Economists can talk nonsense, because there are few people who are responsible for their mistakes. But economic policy and business development must abide by common sense. Common sense is that debts can be borrowed, but excessive debts cannot be borrowed. Debts are only good debts if they are sustainable and repayable. Good debts, otherwise they are evil.
｜Based on this, I would like to make two warnings:
The first point is for Chinese entrepreneurs. Chinese entrepreneurs, especially successful entrepreneurs in the past, must deeply understand the meaning of life and death in the new financial cycle! The success of many entrepreneurs in China not only has their own talents, but also has something to do with the great economic cycle. In the era of credit expansion, as long as they dare to take risks, as long as they are bold, the probability of success will be very high, and the success of this kind of adventure will inspire them to take greater risks and achieve greater success. But such entrepreneurs cling to old thinking as the credit cycle quietly shifts. With the help of the strong wind, he got used to flying, and even had a huge illusion, thinking that he never needed any wind to fly. In this way, tragedy appeared. I have said in the past that many Chinese companies are not dying of difficulty, but are too good, and that is what I mean. Because it is too powerful, it has led to the fact that companies that used to rely on luck to grow big are now relying on ability to survive. On the issue of debt, look at those predecessors who were once prosperous, but are now struggling because of a broken capital chain.
The second point is for everyone, especially economic officials at all levels. China’s financial risks have always been around and have never left. When the economy bids farewell to high growth and land finance is unsustainable, debt development must be moderate. I have always believed that debt rather than real estate is the biggest gray rhinoceros in China’s future. Unsustainable projects and unsustainable debt must not be taken lightly. The current debt risk must be resolved in a timely manner. The practice of many countries in the past has proved that the debt problem cannot be delayed, and must be considered as a priority option. In order to clear the mine for the Chinese economy, in addition to write-offs, debt-to-equity swaps and asset securitization, There should also be a global approach. Otherwise, it is likely to lead to the “balance sheet recession” in Japan that year.

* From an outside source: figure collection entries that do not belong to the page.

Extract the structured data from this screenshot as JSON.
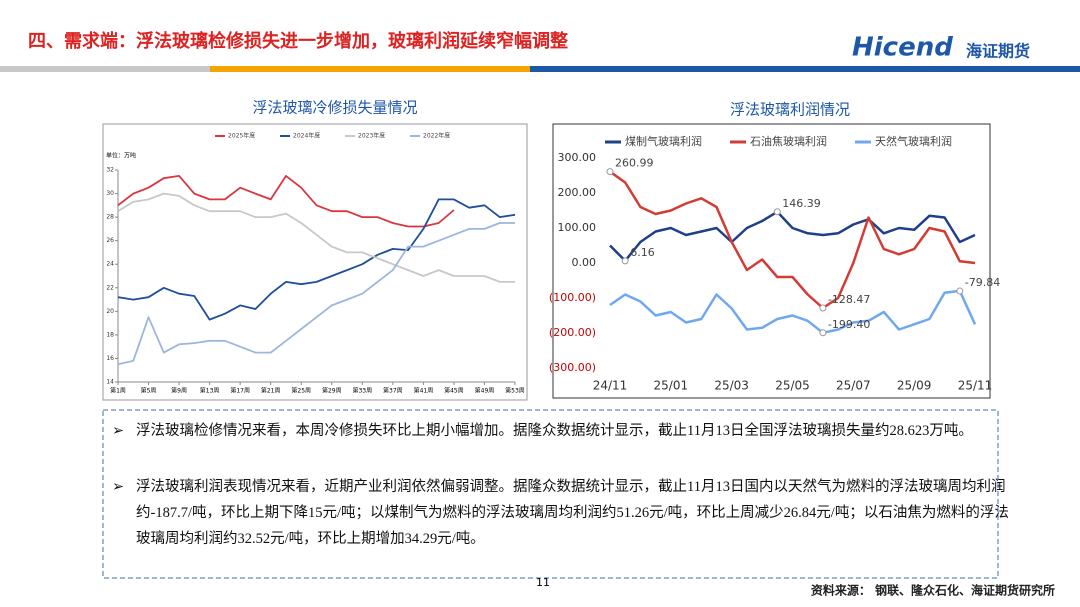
{
  "header": {
    "title": "四、需求端：浮法玻璃检修损失进一步增加，玻璃利润延续窄幅调整",
    "logo": "Hicend",
    "logo_sub": "海证期货"
  },
  "chart_data": [
    {
      "type": "line",
      "title": "浮法玻璃冷修损失量情况",
      "y_label": "单位：万吨",
      "x": [
        1,
        3,
        5,
        7,
        9,
        11,
        13,
        15,
        17,
        19,
        21,
        23,
        25,
        27,
        29,
        31,
        33,
        35,
        37,
        39,
        41,
        43,
        45,
        47,
        49,
        51,
        53
      ],
      "xlim": [
        1,
        53
      ],
      "xticks": [
        {
          "value": 1,
          "label": "第1周"
        },
        {
          "value": 5,
          "label": "第5周"
        },
        {
          "value": 9,
          "label": "第9周"
        },
        {
          "value": 13,
          "label": "第13周"
        },
        {
          "value": 17,
          "label": "第17周"
        },
        {
          "value": 21,
          "label": "第21周"
        },
        {
          "value": 25,
          "label": "第25周"
        },
        {
          "value": 29,
          "label": "第29周"
        },
        {
          "value": 33,
          "label": "第33周"
        },
        {
          "value": 37,
          "label": "第37周"
        },
        {
          "value": 41,
          "label": "第41周"
        },
        {
          "value": 45,
          "label": "第45周"
        },
        {
          "value": 49,
          "label": "第49周"
        },
        {
          "value": 53,
          "label": "第53周"
        }
      ],
      "ylim": [
        14,
        32
      ],
      "yticks": [
        14,
        16,
        18,
        20,
        22,
        24,
        26,
        28,
        30,
        32
      ],
      "grid": false,
      "legend": "top",
      "series": [
        {
          "name": "2025年度",
          "color": "#d9363e",
          "values": [
            29,
            30,
            30.5,
            31.3,
            31.5,
            30,
            29.5,
            29.5,
            30.5,
            30,
            29.5,
            31.5,
            30.5,
            29,
            28.5,
            28.5,
            28,
            28,
            27.5,
            27.2,
            27.2,
            27.5,
            28.6,
            null,
            null,
            null,
            null
          ]
        },
        {
          "name": "2024年度",
          "color": "#1f4e9c",
          "values": [
            21.2,
            21,
            21.2,
            22,
            21.5,
            21.3,
            19.3,
            19.8,
            20.5,
            20.2,
            21.5,
            22.5,
            22.3,
            22.5,
            23,
            23.5,
            24,
            24.8,
            25.3,
            25.2,
            27,
            29.5,
            29.5,
            28.8,
            29,
            28,
            28.2
          ]
        },
        {
          "name": "2023年度",
          "color": "#c8c8c8",
          "values": [
            28.5,
            29.3,
            29.5,
            30,
            29.8,
            29,
            28.5,
            28.5,
            28.5,
            28,
            28,
            28.3,
            27.5,
            26.5,
            25.5,
            25,
            25,
            24.5,
            24,
            23.5,
            23,
            23.5,
            23,
            23,
            23,
            22.5,
            22.5
          ]
        },
        {
          "name": "2022年度",
          "color": "#9fb6dc",
          "values": [
            15.5,
            15.8,
            19.5,
            16.5,
            17.2,
            17.3,
            17.5,
            17.5,
            17,
            16.5,
            16.5,
            17.5,
            18.5,
            19.5,
            20.5,
            21,
            21.5,
            22.5,
            23.5,
            25.5,
            25.5,
            26,
            26.5,
            27,
            27,
            27.5,
            27.5
          ]
        }
      ]
    },
    {
      "type": "line",
      "title": "浮法玻璃利润情况",
      "categories": [
        "24/11",
        null,
        null,
        null,
        "25/01",
        null,
        null,
        null,
        "25/03",
        null,
        null,
        null,
        "25/05",
        null,
        null,
        null,
        "25/07",
        null,
        null,
        null,
        "25/09",
        null,
        null,
        null,
        "25/11"
      ],
      "ylim": [
        -300,
        300
      ],
      "yticks": [
        {
          "value": 300,
          "label": "300.00"
        },
        {
          "value": 200,
          "label": "200.00"
        },
        {
          "value": 100,
          "label": "100.00"
        },
        {
          "value": 0,
          "label": "0.00"
        },
        {
          "value": -100,
          "label": "(100.00)"
        },
        {
          "value": -200,
          "label": "(200.00)"
        },
        {
          "value": -300,
          "label": "(300.00)"
        }
      ],
      "grid": false,
      "legend": "top",
      "series": [
        {
          "name": "煤制气玻璃利润",
          "color": "#1f3f8a",
          "values": [
            50,
            6.16,
            60,
            90,
            100,
            80,
            90,
            100,
            60,
            100,
            120,
            146.39,
            100,
            85,
            80,
            85,
            110,
            125,
            85,
            100,
            95,
            135,
            130,
            60,
            80
          ],
          "value_labels": [
            null,
            "6.16",
            null,
            null,
            null,
            null,
            null,
            null,
            null,
            null,
            null,
            "146.39",
            null,
            null,
            null,
            null,
            null,
            null,
            null,
            null,
            null,
            null,
            null,
            null,
            null
          ]
        },
        {
          "name": "石油焦玻璃利润",
          "color": "#d23c35",
          "values": [
            260.99,
            230,
            160,
            140,
            150,
            170,
            185,
            160,
            60,
            -20,
            10,
            -40,
            -40,
            -90,
            -128.47,
            -100,
            0,
            130,
            40,
            25,
            40,
            100,
            90,
            5,
            0
          ],
          "value_labels": [
            "260.99",
            null,
            null,
            null,
            null,
            null,
            null,
            null,
            null,
            null,
            null,
            null,
            null,
            null,
            "-128.47",
            null,
            null,
            null,
            null,
            null,
            null,
            null,
            null,
            null,
            null
          ]
        },
        {
          "name": "天然气玻璃利润",
          "color": "#6fa8f0",
          "values": [
            -120,
            -90,
            -110,
            -150,
            -140,
            -170,
            -160,
            -90,
            -130,
            -190,
            -185,
            -160,
            -150,
            -165,
            -199.4,
            -190,
            -170,
            -165,
            -140,
            -190,
            -175,
            -160,
            -85,
            -79.84,
            -175
          ],
          "value_labels": [
            null,
            null,
            null,
            null,
            null,
            null,
            null,
            null,
            null,
            null,
            null,
            null,
            null,
            null,
            "-199.40",
            null,
            null,
            null,
            null,
            null,
            null,
            null,
            null,
            "-79.84",
            null
          ]
        }
      ]
    }
  ],
  "bullets": [
    "浮法玻璃检修情况来看，本周冷修损失环比上期小幅增加。据隆众数据统计显示，截止11月13日全国浮法玻璃损失量约28.623万吨。",
    "浮法玻璃利润表现情况来看，近期产业利润依然偏弱调整。据隆众数据统计显示，截止11月13日国内以天然气为燃料的浮法玻璃周均利润约-187.7/吨，环比上期下降15元/吨；以煤制气为燃料的浮法玻璃周均利润约51.26元/吨，环比上周减少26.84元/吨；以石油焦为燃料的浮法玻璃周均利润约32.52元/吨，环比上期增加34.29元/吨。"
  ],
  "footer": {
    "page": "11",
    "source": "资料来源：  钢联、隆众石化、海证期货研究所"
  }
}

For those who advocate that debt is the magic weapon of China’s economy and the core competitiveness of China’s development, I suggest that they really read Turner’s “Debt and the Devil” carefully, and they can also read Minsky’s views carefully .
Don’t challenge common sense in the name of “professionalism” – unsustainable debt will lead to disaster.
Facts have proved that the current economic theory, especially the macroeconomic theory, has serious flaws. Economists have never predicted the major economic crisis in human beings. I don’t know where the “fatal conceit” comes from?